Did I study as much as I should have? No. Will I do all the homework when it is assigned instead of the day before its due? Yes. Have I really tried to understand? No. Have I gone to get help for the concepts that stumped me? No.
I have not tried my hardest to master chemistry despite what I'd promised myself when I'd signed up for the class. While I've done all of the assigned homework, I have not done the extra practice problems, and that bit me it the ass today.
You can't hate something because you don't understand it. You can't hate something until you've mastered it. The same thing applies to reading. I hear it constantly from not just kids, but adults too.
"Oh, I hate reading."
"I always fall asleep when I read."
"Reading is so boring."
"It takes me months to read a book."
I always respond with different variations of the same thing: "I'm going to tell you a fact then I'm going to ask you a question. Reading is not programmed into our brains. It is an unnatural thing for our brains to do because we are better equipped at birth for math than we are words. So when you say you hate reading, is it because you aren't good at it yet or because you've mastered it and still discovered a dislike for it?"
Some stay silent. Some only nod in agreement, refusing to answer my question. And some answer. They usually tell me they aren't good at it. Reading is slow going for them and the words don't form pictures in their heads. They often don't understand the vocabulary, or they cannot connect the ideas from passage to passage in their heads.
I recently read the book When Kids Can't Read by Kayleen Beers. There are ways to identify dependent readers and this is often the category that people who say they hate to read fall under.
I genuinely believe that as a teacher or a person, you have to identify the problem and then do everything you can to fix it before you can make such a harsh declaration of hatred.
So no, I don't hate chemistry because I haven't mastered it. I haven't given it my best shot and practiced and practiced at something that I'm not good at.
After you've tried your absolute best and mastered the skill, only then do you have the right to say, "I definitely know the difference between an ionic and covalent bond, and it makes me vomit in my mouth a little bit. I hate chemistry."

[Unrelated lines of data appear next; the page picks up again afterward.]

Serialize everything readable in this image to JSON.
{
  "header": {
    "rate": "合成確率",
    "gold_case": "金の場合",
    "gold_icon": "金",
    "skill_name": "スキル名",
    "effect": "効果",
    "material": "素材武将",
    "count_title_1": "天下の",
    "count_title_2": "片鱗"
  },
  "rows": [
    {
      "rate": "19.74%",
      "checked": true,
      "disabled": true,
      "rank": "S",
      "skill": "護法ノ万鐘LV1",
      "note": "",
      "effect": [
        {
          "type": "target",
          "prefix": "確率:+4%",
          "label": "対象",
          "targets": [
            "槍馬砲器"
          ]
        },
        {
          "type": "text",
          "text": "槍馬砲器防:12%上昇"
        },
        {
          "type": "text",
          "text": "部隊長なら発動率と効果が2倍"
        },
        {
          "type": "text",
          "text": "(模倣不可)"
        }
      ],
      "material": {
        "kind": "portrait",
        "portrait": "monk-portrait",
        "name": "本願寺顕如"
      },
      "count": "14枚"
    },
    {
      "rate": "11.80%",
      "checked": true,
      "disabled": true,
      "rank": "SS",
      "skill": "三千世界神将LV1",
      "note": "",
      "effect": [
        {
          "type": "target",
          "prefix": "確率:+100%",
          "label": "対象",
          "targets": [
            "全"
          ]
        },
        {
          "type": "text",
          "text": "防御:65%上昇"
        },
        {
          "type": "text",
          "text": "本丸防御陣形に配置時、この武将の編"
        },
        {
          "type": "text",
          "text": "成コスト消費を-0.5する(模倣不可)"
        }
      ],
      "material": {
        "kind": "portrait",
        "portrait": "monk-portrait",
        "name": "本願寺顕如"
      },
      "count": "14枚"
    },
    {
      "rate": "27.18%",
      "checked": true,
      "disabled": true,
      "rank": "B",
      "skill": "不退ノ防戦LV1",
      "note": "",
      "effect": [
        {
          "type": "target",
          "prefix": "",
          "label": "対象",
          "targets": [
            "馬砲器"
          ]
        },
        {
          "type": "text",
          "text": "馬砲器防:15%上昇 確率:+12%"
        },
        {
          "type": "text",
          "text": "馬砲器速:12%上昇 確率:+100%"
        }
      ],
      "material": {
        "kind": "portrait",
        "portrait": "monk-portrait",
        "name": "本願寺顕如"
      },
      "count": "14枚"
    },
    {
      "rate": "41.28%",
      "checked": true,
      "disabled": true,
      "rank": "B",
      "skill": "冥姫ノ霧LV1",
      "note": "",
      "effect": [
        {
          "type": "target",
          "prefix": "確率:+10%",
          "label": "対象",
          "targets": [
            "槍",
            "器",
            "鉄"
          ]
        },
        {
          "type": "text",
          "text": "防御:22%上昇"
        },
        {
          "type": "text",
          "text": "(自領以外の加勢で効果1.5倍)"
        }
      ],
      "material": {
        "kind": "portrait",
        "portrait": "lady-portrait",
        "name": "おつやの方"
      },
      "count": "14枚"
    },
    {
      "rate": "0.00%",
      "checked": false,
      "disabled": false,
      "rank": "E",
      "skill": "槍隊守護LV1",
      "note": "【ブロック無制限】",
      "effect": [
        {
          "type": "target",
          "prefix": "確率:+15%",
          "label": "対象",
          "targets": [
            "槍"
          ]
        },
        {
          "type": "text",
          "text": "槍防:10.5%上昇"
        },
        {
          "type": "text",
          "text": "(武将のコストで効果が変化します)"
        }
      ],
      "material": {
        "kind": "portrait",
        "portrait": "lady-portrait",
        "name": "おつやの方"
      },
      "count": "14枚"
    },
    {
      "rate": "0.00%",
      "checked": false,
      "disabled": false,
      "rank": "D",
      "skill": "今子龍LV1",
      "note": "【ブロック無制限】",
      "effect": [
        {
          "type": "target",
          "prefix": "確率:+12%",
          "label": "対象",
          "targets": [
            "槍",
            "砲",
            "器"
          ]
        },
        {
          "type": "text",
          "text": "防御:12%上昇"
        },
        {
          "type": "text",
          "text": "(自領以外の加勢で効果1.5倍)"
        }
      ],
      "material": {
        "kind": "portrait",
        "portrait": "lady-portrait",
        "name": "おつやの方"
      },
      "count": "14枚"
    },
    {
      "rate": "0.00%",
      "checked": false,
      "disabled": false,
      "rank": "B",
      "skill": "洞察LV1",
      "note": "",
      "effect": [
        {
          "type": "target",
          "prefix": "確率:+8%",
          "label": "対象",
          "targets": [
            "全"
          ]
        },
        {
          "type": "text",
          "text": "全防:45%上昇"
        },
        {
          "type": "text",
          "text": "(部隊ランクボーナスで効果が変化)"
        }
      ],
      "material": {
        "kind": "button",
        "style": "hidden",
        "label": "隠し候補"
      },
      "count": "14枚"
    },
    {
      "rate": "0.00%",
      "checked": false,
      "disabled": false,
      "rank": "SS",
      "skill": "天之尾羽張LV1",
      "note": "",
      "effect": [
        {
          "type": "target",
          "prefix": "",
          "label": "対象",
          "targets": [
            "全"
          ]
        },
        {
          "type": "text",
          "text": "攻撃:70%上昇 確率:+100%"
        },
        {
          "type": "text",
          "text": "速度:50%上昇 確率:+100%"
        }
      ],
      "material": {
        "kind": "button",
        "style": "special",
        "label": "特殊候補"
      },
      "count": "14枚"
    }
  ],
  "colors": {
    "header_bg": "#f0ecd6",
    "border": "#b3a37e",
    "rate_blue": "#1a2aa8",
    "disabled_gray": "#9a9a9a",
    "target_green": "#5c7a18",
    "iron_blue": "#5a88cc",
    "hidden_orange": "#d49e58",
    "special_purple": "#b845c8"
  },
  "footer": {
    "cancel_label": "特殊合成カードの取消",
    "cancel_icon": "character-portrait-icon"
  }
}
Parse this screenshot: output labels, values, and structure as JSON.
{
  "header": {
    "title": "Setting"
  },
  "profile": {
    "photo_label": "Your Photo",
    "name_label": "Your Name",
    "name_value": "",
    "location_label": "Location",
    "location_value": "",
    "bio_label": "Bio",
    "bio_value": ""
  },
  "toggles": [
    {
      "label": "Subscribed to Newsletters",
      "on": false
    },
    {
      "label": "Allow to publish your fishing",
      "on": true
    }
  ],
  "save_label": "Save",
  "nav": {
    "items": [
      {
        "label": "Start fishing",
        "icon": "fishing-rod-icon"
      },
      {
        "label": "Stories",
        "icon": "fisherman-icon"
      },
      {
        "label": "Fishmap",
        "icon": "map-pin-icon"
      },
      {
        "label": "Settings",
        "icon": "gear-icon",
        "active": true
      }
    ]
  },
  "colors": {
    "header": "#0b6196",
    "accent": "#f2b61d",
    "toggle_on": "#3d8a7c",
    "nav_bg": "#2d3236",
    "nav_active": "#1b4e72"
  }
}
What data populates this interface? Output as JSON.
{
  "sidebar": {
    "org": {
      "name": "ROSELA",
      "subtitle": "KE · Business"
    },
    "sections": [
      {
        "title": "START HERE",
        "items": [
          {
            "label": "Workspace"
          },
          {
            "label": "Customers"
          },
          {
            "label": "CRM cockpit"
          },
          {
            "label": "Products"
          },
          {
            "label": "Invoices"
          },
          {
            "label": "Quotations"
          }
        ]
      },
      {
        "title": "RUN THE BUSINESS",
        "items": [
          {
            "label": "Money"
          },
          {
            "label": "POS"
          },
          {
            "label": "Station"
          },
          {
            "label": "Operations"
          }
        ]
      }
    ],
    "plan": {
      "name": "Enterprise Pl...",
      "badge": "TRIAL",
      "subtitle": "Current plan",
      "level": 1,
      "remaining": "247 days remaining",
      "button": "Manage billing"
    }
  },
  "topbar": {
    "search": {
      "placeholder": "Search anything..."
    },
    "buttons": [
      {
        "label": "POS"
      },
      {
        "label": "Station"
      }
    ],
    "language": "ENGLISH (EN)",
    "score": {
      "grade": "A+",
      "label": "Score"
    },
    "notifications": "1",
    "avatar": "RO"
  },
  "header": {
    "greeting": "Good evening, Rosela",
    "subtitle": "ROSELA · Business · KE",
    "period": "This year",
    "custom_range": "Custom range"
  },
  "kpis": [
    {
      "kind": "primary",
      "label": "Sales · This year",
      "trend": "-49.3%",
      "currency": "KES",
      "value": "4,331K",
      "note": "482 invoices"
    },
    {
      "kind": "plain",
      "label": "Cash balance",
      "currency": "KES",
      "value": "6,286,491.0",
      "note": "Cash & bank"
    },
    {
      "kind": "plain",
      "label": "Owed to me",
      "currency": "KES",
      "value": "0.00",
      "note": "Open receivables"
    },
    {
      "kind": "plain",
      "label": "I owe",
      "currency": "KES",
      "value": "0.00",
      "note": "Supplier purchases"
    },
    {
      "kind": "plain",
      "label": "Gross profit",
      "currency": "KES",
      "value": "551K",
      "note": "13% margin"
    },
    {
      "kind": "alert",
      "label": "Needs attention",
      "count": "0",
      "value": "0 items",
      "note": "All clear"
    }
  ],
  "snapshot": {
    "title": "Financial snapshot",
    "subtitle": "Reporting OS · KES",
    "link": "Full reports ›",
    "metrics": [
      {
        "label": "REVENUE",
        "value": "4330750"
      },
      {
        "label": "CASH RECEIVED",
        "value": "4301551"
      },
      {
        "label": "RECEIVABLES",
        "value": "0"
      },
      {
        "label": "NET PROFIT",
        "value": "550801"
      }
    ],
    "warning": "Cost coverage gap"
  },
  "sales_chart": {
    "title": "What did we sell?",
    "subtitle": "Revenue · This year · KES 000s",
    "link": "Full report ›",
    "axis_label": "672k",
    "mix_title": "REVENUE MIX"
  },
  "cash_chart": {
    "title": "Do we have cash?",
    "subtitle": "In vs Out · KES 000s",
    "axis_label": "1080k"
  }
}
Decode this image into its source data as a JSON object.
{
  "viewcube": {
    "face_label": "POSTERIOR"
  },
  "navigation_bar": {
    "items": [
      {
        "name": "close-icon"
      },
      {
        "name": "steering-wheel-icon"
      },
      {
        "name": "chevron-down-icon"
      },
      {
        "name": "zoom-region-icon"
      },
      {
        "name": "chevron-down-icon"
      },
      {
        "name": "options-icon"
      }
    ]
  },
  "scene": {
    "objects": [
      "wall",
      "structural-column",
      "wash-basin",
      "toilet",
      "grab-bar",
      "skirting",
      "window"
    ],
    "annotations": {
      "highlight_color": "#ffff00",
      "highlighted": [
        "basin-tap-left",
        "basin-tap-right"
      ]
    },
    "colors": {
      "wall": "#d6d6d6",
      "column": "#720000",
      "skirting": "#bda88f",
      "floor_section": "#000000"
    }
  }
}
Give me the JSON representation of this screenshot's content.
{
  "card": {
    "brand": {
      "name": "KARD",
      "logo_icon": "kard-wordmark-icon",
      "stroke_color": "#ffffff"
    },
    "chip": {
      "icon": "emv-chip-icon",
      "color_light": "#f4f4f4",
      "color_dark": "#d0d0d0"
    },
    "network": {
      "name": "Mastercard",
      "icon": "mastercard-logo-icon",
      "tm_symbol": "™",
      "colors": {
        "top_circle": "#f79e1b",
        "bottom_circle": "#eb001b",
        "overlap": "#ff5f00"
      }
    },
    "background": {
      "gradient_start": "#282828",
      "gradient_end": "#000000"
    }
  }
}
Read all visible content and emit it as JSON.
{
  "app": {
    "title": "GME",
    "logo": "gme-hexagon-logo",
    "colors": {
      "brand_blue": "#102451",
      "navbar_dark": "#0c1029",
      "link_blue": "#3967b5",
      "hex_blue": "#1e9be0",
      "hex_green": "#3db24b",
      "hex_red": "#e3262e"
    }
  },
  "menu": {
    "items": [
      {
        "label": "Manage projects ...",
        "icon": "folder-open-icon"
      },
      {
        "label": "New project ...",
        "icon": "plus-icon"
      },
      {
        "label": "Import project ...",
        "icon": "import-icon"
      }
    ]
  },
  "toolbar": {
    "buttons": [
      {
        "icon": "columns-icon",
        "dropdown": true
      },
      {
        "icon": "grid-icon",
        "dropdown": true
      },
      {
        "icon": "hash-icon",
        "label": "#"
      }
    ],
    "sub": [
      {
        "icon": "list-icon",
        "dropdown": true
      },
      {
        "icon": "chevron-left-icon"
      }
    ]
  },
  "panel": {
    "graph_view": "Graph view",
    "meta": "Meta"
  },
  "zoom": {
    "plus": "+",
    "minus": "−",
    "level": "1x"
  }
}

This is great! I definitely fall under the stereotype of English majors who hate math/science, so I am impressed by your ability to not hate math and science. You have made me think critically about the line between hatred and misunderstanding. If we don't take enough time to understand something (a subject, a person, a concept), it is easy to say we hate it. However, it takes significantly more effort and hard work to completely "master the skill." I will certainly keep what you have said in my mind for when I am dealing with students who say they hate reading.